110 Thoughts are far away, 2

2 Maybe it's too little or too little that you can do.

Because I'm too cowardly, too fragile,

was eliminated in that real world,

was also rejected in front of the real world,

Rejected by the cold and cold,

is also used in it, it is so completely and completely used,

It was a painful and torturous exploitation,

It's like a kind of use that will completely hollow out people,

It seems that it is not enough to use it to swallow it all,

That's an endless insufficiency,

It's like an insatiable desire,

Endless desire, in that helplessness, feeling trance,

Feeling devoured and devoured, in the midst of that endless trouble,

It's as if everything is there endlessly. Pen, fun, and www.biquge.info

It's an endless weakness,

In the midst of that endless loneliness and loneliness,

She was just there to hug herself tightly,

She wants to be dependent,

But in fact, in real life,

She still has no one to rely on there,

She couldn't find anything to rely on.

She can't rely on it at all, in a world that can't rely on and sustenance,

She can only choose to be strong there,

To be strong, even if it's a person,

Be strong too,

That's when you're alone, alone, and you have no choice to be strong.

On the lonely road, on the road that wants to be sustained and relied on,

Not many people will become the object of your reliance and trust for free,

Everything is good, it's not free, it's not that simple and easy.

There is no such thing as a free lunch,

And when she was hungry there,

She may choose to be alone there to endure in silence,

She may just take out something in it to exchange for daily necessities in her life.

What she has to give, what she has to give,

She also had to do something so that she could survive and live.

Because in this real world, no one is going to give her something for free.

Since, she has nothing else to rely on, since, she still can't pinn anything there,

If she can't rely on anything, she will be there to work hard, to struggle and try,

You can't be afraid of toil, you can't be afraid of fatigue and exhaustion, you can't be afraid of cynicism,

She had to do it, she had to do something, even if it was to do something.
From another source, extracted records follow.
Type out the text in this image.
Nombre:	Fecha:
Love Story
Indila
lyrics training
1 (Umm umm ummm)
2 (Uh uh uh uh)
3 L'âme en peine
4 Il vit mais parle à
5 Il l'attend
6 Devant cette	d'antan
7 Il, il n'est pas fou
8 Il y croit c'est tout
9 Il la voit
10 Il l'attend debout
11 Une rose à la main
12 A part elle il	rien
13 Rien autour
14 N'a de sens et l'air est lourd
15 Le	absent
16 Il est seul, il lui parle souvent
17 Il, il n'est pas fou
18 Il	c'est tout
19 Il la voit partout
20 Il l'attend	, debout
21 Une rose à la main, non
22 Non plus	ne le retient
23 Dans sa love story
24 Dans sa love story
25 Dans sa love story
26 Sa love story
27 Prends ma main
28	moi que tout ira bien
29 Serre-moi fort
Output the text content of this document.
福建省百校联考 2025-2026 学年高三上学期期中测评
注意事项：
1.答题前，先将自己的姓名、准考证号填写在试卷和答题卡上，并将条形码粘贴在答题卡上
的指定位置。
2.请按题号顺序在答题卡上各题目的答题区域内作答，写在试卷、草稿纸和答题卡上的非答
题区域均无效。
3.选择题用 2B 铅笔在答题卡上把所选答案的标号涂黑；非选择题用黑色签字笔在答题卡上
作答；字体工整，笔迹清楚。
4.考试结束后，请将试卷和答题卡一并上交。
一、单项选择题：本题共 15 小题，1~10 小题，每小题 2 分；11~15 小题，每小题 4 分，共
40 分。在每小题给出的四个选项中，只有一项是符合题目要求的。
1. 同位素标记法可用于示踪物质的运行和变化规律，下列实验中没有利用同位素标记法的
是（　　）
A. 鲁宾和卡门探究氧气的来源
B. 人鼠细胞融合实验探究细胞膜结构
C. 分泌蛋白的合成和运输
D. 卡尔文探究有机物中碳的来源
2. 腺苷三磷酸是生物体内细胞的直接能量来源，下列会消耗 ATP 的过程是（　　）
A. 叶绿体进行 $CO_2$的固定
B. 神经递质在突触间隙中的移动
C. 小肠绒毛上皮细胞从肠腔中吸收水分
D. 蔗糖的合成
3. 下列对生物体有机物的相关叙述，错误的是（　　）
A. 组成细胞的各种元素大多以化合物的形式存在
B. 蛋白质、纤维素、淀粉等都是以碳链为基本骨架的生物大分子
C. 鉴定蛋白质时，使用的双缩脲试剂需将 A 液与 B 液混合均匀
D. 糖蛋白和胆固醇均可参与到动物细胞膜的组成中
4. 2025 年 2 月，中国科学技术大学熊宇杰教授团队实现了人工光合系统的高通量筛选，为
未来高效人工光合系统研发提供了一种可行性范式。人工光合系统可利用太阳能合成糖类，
If she doesn't do something, she'll be eliminated from there.

She will also be completely swallowed up at that time, will she be tired and tired?

Will it be very prostration, very prostration?

will feel tired and weak in the midst of it, and I don't want to speak,

It's just that in that silence I don't want to say anything, I don't want to do anything.

Just because of fear, just because of fear,

It's a fear and a fear of life and life itself,

It is a kind of torture and boredom of endless exhaustion and weakness and emptiness,

I don't want to get close to anything anymore,

I don't want to go so much anymore.

She had to break out of this situation.

She has to make some changes in her life for the better.

Otherwise, she would almost feel death approaching and approaching.

It's a burden, and I feel the weight on that shoulder,

And in the face of that heavy weight and load,

will weep in the face of that difficulty,

will feel overwhelmed in the face of that difficulty,

And in the face of that large number of difficulties and troubles,

I feel like I can't get rid of it, I feel a kind of helplessness in the face of that difficulty,

A kind of helplessness, when you don't know what to do,

She would choose to be alone there, hugging herself alone and crying.

And this kind of crying is a better choice.

If it weren't for a lonely cry,

Though it is sad and painful,

But, at least I can't be hurt by the outside world.

At least crying is also an emotional outlet.

If you continue to flow with people,

And it's not that kind of communication that is very smooth.

There will be a sense of disgust and boredom in it.

She didn't know what was wrong with her.

In the crowd, there will be friction, there will be running-in,

There will always be some verbal aggression and disdain between people.

She will feel hurt in the words of others,

And also in the careless words of others,

I don't feel that I am being taken seriously,

At least she didn't feel much attention she was being taken seriously,

She's just grieving in that place,

I also felt a kind of powerlessness in that sorrow,

Feel a weakness and softness, and in that weakness and weakness,

She felt like she was hard to get along with in the crowd,

She didn't know how to deal with the verbal attacks of others.

It's as if she can't face so many troubles.

Because the words of others always seem to accompany their troubles,

Their restlessness, and their selfishness.

Human beings are animals that are very concerned about their own needs and desires.

Man is always a selfish animal, and on that selfish path,

She will feel that the road to her survival and life has begun to become very long, long.

I also feel that my path to survival is starting to become difficult there.